Sorry to intrude, but we'll take a peep at the children!"

Very gingerly she pulled aside the torn pieces of paper, and disclosed
to view four little atoms not much bigger than bluebottles.

"Baby mice!" squealed the girls.

"Shame to disturb them, but I've got to examine their cradle. Ah! what
d'you make of this, now? If it isn't a piece of a ten-shilling note,
I'll--I'll swallow the babies!"

"You are most undoubtedly right!" declared Miss Beasley, picking up
the shreds of paper and trying to piece them together. "The mouse must
have taken them out of the drawer to help to build her nest."

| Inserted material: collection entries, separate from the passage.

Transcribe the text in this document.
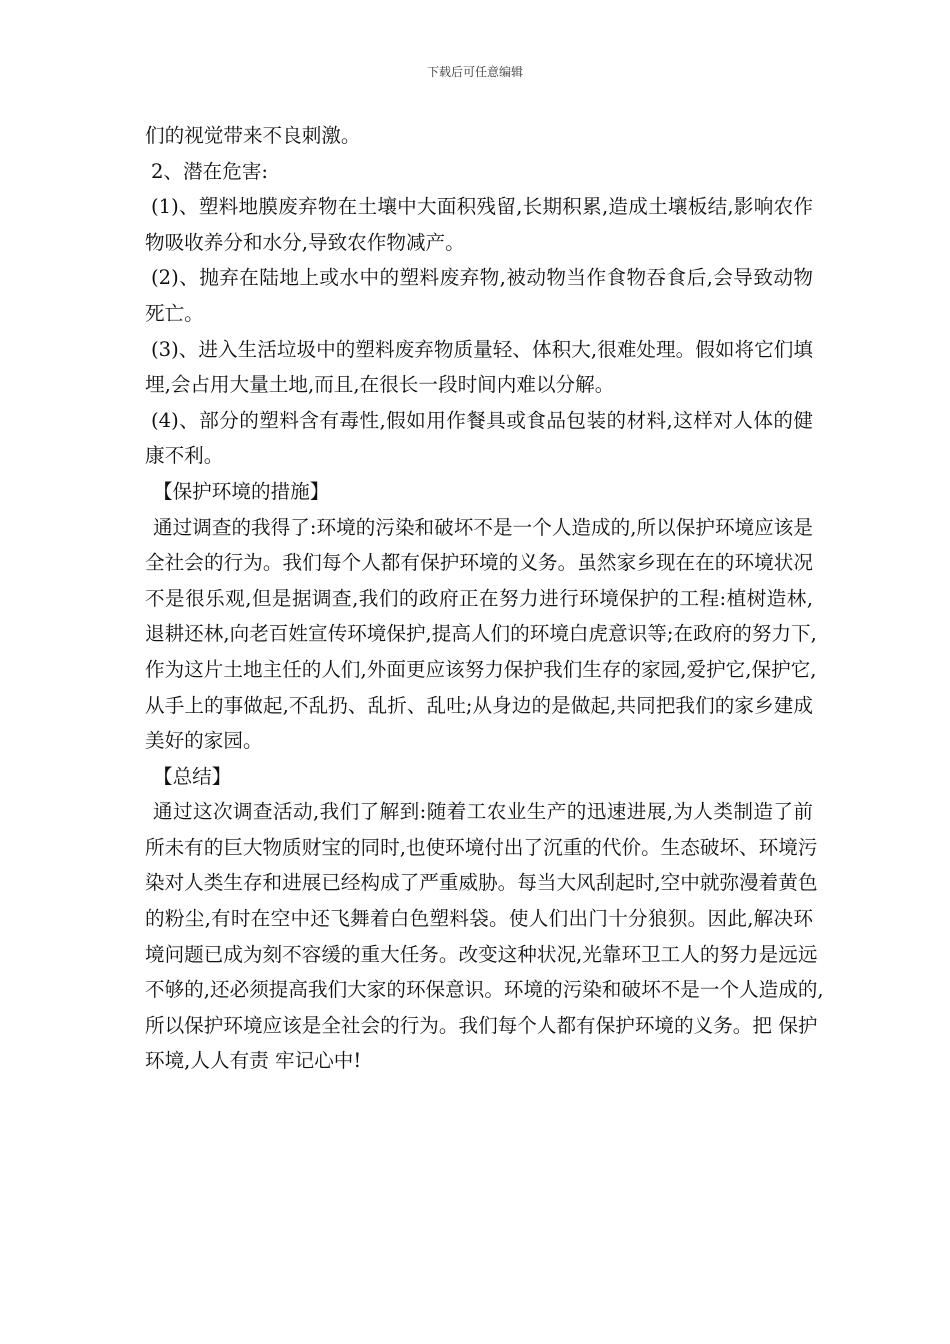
下载后可任意编辑
们的视觉带来不良刺激。
2、潜在危害:
(1)、塑料地膜废弃物在土壤中大面积残留,长期积累,造成土壤板结,影响农作
物吸收养分和水分,导致农作物减产。
(2)、抛弃在陆地上或水中的塑料废弃物,被动物当作食物吞食后,会导致动物
死亡。
(3)、进入生活垃圾中的塑料废弃物质量轻、体积大,很难处理。假如将它们填
埋,会占用大量土地,而且,在很长一段时间内难以分解。
(4)、部分的塑料含有毒性,假如用作餐具或食品包装的材料,这样对人体的健
康不利。
【保护环境的措施】
通过调查的我得了:环境的污染和破坏不是一个人造成的,所以保护环境应该是
全社会的行为。我们每个人都有保护环境的义务。虽然家乡现在在的环境状况
不是很乐观,但是据调查,我们的政府正在努力进行环境保护的工程:植树造林,
退耕还林,向老百姓宣传环境保护,提高人们的环境白虎意识等;在政府的努力下,
作为这片土地主任的人们,外面更应该努力保护我们生存的家园,爱护它,保护它,
从手上的事做起,不乱扔、乱折、乱吐;从身边的是做起,共同把我们的家乡建成
美好的家园。
【总结】
通过这次调查活动,我们了解到:随着工农业生产的迅速进展,为人类制造了前
所未有的巨大物质财宝的同时,也使环境付出了沉重的代价。生态破坏、环境污
染对人类生存和进展已经构成了严重威胁。每当大风刮起时,空中就弥漫着黄色
的粉尘,有时在空中还飞舞着白色塑料袋。使人们出门十分狼狈。因此,解决环
境问题已成为刻不容缓的重大任务。改变这种状况,光靠环卫工人的努力是远远
不够的,还必须提高我们大家的环保意识。环境的污染和破坏不是一个人造成的,
所以保护环境应该是全社会的行为。我们每个人都有保护环境的义务。把 保护
环境,人人有责 牢记心中!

"Rather an expensive nursery!" chuckled Violet. "Well, I guess we've
proved who's the thief, anyway!"

"I am extremely obliged to you," said Miss Beasley. "But for you, the
matter might always have remained a mystery."

"And please forgive me for interfering. It was cheek, I know, to turn
up in the attic, but I couldn't resist the secret passage. I think
this old place must be ripping as a school. I want to come next term.
We'd intended to go home to New York in September, but Dad heard this
morning he'd have to stay here another couple of years on business,
so he said he guessed I'd best settle down and learn to be a
Britisher. Would you have me here?"

"That depends on whether your father wishes to send you to me or
not."

"Oh! Dad'll let me do anything I like, so it's as good as settled.
I'll arrive with my boxes in September. Look here, it's cheek again,
but will you please not scold Raymonde for all this affair? It was
mostly my fault."

"Raymonde had no business to change places with you, and go to the
village without leave," said Miss Beasley, eyeing her pupil
reprovingly. "But I think she has been punished enough. She may take
you downstairs now, and ask Cook to give you some cake and a glass of
milk before you cycle home again."

"Thanks ever so! I came without my breakfast. I'm real hungry now.
I'll talk Dad over, and get him to write to you about my coming to
school here. I'm dead nuts on it. Good-bye!"

                  *       *       *       *       *

"Well," murmured Veronica to Hermie, as Violet, with a final squeeze
of the Principal's hand, made her smiling exit; "well, all I can say
is that if this American girl comes next September there'll be lively
doings! Raymonde's bad enough--but to have two madcaps in the school!
I'm thankful I'm leaving!"

"I pity the monitresses!" agreed Hermie.